As we went through the fall and into the winter, Congress moved along at its usual glacial pace. Various legislation crossed my desk, generally of a conservative nature in its fiscal and military implications. I was avoiding the hot button Democratic social issues. I didn’t ban stem cell research or screw with abortion, for instance, and I stayed away from ‘Don’t ask, don’t tell.’ I thought it was wrong, but I could count noses, and it would be years before Congress would go for me screwing with the policy. I also pushed for Justice and DEA to stop pushing on marijuana. We had better ways to fight this losing war than by chasing pot smokers. That did not earn me any favors from Ashcroft, who pretty much ignored me and didn’t change their policy. I didn’t feel strong enough to challenge him. Maybe when I replaced him, eventually.

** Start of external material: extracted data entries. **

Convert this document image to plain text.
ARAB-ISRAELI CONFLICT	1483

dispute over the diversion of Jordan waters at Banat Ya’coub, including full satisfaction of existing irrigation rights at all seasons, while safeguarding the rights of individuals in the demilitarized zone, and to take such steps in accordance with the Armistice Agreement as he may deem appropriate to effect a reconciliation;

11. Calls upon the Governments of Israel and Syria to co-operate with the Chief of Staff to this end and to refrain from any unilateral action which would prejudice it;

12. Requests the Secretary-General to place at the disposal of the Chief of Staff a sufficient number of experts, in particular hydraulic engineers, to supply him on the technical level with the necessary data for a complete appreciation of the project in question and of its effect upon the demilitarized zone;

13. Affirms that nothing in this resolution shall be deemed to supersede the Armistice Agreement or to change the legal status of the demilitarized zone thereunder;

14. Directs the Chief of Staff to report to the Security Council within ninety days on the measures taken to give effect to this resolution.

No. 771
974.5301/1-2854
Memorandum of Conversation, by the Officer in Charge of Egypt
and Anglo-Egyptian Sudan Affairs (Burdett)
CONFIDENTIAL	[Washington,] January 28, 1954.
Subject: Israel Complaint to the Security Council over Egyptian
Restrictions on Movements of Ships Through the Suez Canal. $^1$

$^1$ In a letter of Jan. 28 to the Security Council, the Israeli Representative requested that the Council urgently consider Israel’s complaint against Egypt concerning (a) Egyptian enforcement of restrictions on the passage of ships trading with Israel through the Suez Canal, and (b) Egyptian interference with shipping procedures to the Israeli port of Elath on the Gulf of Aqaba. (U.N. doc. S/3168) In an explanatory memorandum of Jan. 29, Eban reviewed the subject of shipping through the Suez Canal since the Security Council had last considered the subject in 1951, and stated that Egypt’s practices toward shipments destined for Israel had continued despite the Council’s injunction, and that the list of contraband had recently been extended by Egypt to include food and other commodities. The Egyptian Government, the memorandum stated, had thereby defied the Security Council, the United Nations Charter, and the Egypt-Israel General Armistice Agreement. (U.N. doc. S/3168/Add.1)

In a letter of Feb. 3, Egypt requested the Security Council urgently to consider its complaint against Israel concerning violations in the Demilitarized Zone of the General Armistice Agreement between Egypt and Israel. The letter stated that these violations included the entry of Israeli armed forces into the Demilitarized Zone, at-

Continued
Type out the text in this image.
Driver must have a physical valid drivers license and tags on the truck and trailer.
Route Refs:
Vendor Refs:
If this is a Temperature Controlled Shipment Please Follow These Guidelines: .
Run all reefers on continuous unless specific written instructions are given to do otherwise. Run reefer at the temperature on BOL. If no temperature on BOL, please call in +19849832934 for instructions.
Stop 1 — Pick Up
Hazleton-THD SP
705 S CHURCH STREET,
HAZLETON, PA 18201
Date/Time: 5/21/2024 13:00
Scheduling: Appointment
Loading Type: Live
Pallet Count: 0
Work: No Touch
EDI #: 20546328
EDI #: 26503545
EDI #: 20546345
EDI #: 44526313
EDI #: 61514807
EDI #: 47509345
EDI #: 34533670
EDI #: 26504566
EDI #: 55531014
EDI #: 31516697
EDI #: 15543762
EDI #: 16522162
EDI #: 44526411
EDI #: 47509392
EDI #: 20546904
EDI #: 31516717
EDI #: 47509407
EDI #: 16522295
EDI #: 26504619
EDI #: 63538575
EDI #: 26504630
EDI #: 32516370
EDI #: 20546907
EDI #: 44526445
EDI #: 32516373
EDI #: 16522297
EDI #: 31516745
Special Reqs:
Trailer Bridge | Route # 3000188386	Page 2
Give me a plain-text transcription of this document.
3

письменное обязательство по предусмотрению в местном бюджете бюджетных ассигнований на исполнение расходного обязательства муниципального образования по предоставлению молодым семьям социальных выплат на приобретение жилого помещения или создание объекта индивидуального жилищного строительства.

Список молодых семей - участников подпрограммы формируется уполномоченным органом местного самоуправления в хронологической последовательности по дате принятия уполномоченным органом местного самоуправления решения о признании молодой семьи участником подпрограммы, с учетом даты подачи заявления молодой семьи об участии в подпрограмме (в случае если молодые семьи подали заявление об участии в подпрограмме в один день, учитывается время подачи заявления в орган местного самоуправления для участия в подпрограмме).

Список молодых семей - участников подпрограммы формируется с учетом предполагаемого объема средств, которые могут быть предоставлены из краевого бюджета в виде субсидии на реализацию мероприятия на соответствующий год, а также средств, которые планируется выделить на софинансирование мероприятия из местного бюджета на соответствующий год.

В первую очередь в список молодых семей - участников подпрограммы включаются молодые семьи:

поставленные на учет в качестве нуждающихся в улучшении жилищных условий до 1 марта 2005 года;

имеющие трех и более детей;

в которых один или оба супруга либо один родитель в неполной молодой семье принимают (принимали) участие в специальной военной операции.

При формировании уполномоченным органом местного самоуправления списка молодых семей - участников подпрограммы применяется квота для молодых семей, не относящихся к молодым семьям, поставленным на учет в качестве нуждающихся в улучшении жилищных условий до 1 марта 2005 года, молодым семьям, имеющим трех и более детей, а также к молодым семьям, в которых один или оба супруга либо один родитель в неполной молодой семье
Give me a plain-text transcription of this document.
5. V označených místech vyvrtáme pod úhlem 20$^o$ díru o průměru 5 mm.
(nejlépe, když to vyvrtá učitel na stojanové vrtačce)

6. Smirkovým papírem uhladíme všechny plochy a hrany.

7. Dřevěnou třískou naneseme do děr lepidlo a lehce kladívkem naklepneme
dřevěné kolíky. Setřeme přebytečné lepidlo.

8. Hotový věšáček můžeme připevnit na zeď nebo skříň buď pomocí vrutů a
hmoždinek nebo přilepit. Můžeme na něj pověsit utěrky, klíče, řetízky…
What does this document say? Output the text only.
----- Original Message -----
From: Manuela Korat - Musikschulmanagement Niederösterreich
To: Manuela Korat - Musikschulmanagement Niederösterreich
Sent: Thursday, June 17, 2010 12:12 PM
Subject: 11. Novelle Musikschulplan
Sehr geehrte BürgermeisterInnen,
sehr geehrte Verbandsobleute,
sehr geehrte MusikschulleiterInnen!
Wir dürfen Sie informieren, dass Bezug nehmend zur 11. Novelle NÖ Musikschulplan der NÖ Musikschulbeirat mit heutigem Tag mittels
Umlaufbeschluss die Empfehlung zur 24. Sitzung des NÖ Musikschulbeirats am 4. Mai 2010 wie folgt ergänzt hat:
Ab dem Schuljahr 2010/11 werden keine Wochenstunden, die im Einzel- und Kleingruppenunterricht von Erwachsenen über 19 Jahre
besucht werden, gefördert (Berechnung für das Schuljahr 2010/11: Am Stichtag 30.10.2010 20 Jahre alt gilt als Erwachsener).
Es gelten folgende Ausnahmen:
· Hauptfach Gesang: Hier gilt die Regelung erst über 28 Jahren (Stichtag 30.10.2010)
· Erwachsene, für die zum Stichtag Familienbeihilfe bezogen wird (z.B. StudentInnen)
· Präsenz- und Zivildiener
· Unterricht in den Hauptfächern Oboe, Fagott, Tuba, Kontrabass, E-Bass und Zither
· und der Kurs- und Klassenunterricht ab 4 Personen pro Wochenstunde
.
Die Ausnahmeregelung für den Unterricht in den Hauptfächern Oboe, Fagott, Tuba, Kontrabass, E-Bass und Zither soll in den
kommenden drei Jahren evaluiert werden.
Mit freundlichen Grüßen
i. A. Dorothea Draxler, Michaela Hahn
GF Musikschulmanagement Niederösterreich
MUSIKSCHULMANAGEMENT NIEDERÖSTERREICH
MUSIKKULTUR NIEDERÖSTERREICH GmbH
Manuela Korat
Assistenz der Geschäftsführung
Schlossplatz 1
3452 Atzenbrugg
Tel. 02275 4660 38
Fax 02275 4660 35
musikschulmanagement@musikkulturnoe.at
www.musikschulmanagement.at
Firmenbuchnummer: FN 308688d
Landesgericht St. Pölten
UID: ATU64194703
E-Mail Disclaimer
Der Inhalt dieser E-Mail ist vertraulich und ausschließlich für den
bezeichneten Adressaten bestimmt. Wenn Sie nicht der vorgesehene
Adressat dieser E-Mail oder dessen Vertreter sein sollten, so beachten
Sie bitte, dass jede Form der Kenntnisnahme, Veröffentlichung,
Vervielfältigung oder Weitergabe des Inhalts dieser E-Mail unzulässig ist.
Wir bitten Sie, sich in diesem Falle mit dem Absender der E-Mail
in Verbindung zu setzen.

I didn’t get exactly what I wanted, since Congress has to fuck with everything. As the saying goes, it’s not soup until the cook has a chance to pee in it. With Congress, you have 535 cooks, so there is an awful lot of pee in the soup.
I also got the budget passed, this one the first that could be labeled as a Buckman budget; again, I got mostly what I wanted. I had to throw a screaming tantrum once or twice, but it got through the system and passed in both houses. It was pretty much a standard Buckman budget. Don’t screw with tax levels, no new programs, fund the programs we did have. One of the areas I made sure was funded was SEC and Justice Department prosecution of financial crooks. Congress might have been bought off by the securities and finance industries, but I hadn’t been. I let it be known, loudly and publicly, that financial crooks would be prosecuted by the Buckman Administration.